It is needless to observe this imputed violence was a fabrication for the especial benefit of Hippolyte, and the energy with which he pronounced the ejaculation, “Golly!” denoted that he placed implicit reliance on its truth.

“You are brave,” continued Célandine; “you are strong; you are the fine tall negro whom we call the Pride of the Plantation. You do not know what it is to hate like a poor weak woman. I would have no scruple, no mercy; I would spare none, neither Madame nor Mademoiselle.”

“Ma’amselle come into woods with me,” interrupted Hippolyte, with a horrible leer. “Good enough wife for Pride of Plantation. Lilly-face look best by um side of black man. Ma’amselle guess me come for marry her. When floggee Fleurette, look at me so, afore all de niggers, sweet as molasses!”

Again Célandine shivered. The wretch’s vanity would have been ludicrous, had he not been so formidable from his recklessness, and the authority he seemed to hold over his comrades. She prepared to learn the worst.

“They will both be in our power to-night, I suppose,” said she, repressing with a strong effort her disgust and fierce desire to snatch his long knife and stab him where he stood. “Tell me your plan of attack, my brave colonel, and trust me to help you to the utmost.”

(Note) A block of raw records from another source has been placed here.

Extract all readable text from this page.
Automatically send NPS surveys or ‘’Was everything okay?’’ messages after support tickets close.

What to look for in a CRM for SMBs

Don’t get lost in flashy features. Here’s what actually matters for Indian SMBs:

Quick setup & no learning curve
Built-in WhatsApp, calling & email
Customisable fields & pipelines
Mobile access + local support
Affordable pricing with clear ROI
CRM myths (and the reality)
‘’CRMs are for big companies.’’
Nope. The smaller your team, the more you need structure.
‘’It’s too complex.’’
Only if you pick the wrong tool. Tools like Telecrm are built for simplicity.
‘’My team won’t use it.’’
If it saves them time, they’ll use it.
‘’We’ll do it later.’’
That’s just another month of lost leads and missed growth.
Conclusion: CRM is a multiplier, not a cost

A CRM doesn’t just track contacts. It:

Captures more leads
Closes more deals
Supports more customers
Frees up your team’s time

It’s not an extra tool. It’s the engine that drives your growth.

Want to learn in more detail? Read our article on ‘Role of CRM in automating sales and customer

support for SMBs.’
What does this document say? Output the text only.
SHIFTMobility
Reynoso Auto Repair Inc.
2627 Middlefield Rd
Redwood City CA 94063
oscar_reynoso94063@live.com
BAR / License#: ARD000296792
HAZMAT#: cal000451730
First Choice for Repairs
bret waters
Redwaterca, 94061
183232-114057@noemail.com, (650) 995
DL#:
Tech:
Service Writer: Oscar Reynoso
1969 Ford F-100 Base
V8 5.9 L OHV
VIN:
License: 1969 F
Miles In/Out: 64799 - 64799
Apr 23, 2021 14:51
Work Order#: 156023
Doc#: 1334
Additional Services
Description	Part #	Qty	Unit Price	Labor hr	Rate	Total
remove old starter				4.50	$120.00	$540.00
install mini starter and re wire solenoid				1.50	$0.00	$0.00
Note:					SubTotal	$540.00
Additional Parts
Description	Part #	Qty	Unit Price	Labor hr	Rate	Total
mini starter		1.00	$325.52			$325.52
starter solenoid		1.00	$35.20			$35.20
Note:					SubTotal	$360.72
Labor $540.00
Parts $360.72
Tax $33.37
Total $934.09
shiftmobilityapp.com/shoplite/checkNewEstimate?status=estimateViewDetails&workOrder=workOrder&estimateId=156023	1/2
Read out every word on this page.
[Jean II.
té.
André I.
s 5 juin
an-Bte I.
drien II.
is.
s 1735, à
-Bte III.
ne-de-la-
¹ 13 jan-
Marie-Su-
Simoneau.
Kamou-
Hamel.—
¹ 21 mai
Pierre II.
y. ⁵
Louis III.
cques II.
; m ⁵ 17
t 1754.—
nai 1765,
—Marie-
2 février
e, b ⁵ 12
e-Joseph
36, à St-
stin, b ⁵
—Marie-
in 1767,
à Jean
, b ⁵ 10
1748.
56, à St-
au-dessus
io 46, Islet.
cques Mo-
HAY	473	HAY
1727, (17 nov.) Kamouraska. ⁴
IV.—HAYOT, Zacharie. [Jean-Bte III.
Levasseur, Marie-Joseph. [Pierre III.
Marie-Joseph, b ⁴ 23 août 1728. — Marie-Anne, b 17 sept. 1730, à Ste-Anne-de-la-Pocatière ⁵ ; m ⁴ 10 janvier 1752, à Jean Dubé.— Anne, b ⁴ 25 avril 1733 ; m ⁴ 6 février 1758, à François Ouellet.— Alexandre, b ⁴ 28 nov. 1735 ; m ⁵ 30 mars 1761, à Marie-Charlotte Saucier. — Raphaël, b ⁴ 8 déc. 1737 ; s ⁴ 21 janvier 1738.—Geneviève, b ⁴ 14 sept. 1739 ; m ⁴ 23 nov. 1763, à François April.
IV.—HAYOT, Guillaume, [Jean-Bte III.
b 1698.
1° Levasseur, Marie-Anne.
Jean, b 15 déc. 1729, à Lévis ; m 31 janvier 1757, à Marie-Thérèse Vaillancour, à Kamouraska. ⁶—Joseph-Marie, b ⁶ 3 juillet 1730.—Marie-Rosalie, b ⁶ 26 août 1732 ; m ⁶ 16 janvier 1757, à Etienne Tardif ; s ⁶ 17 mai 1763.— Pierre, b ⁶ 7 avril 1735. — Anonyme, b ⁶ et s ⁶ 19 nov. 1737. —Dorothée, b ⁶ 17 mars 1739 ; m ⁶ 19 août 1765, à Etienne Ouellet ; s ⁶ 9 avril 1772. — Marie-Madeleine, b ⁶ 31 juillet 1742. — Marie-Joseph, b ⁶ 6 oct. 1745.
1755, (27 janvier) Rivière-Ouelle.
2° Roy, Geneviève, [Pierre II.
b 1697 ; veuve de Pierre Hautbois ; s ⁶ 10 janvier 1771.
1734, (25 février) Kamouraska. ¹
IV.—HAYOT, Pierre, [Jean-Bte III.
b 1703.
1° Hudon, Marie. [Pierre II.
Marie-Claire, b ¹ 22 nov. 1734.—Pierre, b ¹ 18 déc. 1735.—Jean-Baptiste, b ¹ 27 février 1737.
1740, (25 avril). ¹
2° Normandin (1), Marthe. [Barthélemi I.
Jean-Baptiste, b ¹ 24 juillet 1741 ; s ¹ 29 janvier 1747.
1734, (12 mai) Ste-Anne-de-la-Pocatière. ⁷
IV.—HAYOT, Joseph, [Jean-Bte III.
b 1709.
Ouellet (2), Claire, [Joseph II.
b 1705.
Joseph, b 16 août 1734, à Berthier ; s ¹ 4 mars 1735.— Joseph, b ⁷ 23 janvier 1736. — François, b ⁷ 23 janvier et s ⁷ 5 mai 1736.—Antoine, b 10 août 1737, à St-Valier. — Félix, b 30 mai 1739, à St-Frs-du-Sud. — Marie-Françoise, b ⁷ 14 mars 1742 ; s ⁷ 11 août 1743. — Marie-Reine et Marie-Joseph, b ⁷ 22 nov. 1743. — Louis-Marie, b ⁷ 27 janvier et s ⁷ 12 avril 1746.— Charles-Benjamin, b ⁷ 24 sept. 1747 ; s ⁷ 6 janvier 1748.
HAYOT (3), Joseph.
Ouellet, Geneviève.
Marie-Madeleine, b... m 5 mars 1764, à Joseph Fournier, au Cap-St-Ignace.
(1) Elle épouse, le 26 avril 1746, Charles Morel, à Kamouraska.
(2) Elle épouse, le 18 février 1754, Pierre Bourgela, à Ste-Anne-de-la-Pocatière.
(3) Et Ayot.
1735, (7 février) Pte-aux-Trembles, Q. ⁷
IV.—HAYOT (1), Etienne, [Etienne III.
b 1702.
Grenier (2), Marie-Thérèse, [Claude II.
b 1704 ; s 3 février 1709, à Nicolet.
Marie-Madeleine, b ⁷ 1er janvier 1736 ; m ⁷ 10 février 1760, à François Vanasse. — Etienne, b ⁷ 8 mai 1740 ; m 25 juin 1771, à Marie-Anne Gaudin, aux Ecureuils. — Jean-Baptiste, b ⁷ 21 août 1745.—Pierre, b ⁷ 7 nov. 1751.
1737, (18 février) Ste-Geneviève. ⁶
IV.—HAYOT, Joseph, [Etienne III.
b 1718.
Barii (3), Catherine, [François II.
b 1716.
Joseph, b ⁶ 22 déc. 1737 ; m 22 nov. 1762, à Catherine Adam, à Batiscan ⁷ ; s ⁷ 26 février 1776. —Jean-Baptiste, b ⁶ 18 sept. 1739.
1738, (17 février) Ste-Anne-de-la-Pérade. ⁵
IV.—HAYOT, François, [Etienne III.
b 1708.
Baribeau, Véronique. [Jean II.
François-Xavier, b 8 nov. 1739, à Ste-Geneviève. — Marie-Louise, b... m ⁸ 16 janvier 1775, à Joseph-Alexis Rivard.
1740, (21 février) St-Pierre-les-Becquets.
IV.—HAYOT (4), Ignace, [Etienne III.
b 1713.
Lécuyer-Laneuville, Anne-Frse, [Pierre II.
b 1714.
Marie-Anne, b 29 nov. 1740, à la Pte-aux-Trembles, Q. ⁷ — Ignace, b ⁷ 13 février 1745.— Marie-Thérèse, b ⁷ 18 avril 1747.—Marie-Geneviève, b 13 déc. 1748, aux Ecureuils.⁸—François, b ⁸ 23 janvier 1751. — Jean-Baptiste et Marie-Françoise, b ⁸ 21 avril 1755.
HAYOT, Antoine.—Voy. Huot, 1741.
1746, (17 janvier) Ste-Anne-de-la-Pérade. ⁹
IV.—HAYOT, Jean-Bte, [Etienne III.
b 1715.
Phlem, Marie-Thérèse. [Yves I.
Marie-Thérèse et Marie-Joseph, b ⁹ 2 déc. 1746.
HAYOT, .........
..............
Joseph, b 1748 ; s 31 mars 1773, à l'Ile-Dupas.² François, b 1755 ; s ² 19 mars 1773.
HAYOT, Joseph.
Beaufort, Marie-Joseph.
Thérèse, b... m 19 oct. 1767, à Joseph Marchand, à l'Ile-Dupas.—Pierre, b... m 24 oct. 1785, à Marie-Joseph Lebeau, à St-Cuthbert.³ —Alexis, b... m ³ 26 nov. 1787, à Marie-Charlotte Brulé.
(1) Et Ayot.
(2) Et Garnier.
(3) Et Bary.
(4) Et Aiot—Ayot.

The Coromantee looked about him suspiciously, rolling his eyes in obvious perplexity. The superstition inherent in his nature made him desirous of obtaining her assistance, while the Quadroon’s antecedents, and particularly her marriage with the overseer, seemed to infer that she would prove less zealous than she affected to be in the cause of insurrection. He made up his mind therefore to bind her by an oath, which he himself dictated, and made her swear by the mysterious power she served, and from which she derived her influence, to be true, silent, and merciless, till the great event had been accomplished, all the whites in authority massacred, and the whole estate in the power of the slaves. Every penalty, both horrible and ludicrous, that the grotesque imagination of a savage could devise, was called down upon her head in the event of treachery; and Célandine, who was a sufficiently good Catholic at heart, swallowed all these imprecations imperturbably enough, pledging herself, without the slightest hesitation, to the conspiracy.

Then Hippolyte was satisfied and unfolded his plans, while the others gathered round with fearful interest, wagging their heads, rolling their eyes, grinning, stamping, and ejaculating deep gutturals of applause.

His scheme was feasible enough; nor to one who knew no scruples of gratitude, no instincts of compassion, did it present any important obstacles. He was at the head of an organised body, comprising nearly all the male slaves on the plantation; a body prepared to rise at a moment’s notice, if only assured of success. The dozen negroes who accompanied him had constituted themselves his guards, and were pledged to strike the first blow, at his command. They were strong, able-bodied, sensual, idle, dissolute, unscrupulous, and well enough fitted for their enterprise, but that they were arrant cowards, one and all. As, however, little resistance could be anticipated, this poltroonery was the more to be dreaded by their victims, that in the hour of triumph it would surely turn to cruelty and excess.

Hippolyte, who was not deficient in energy, had also been in communication with the disaffected slaves on the adjoining estates; these too were sworn to rise at a given signal, and the Coromantee, feeling that his own enterprise could scarcely fail, entertained a fervent hope that in a few hours the whole of the little island, from sea to sea, would be in possession of the negroes, and he himself chosen as their chief. The sack and burning of Port Welcome, the massacre of the planters and abduction of their families, were exciting little incidents of the future, on which he could hardly trust himself to dwell; but the first step in the great enterprise was to be taken at Montmirail West, and to its details Célandine now listened with a horror that, while it curdled her blood, she was forced to veil under a pretence of zeal and enthusiasm in the cause.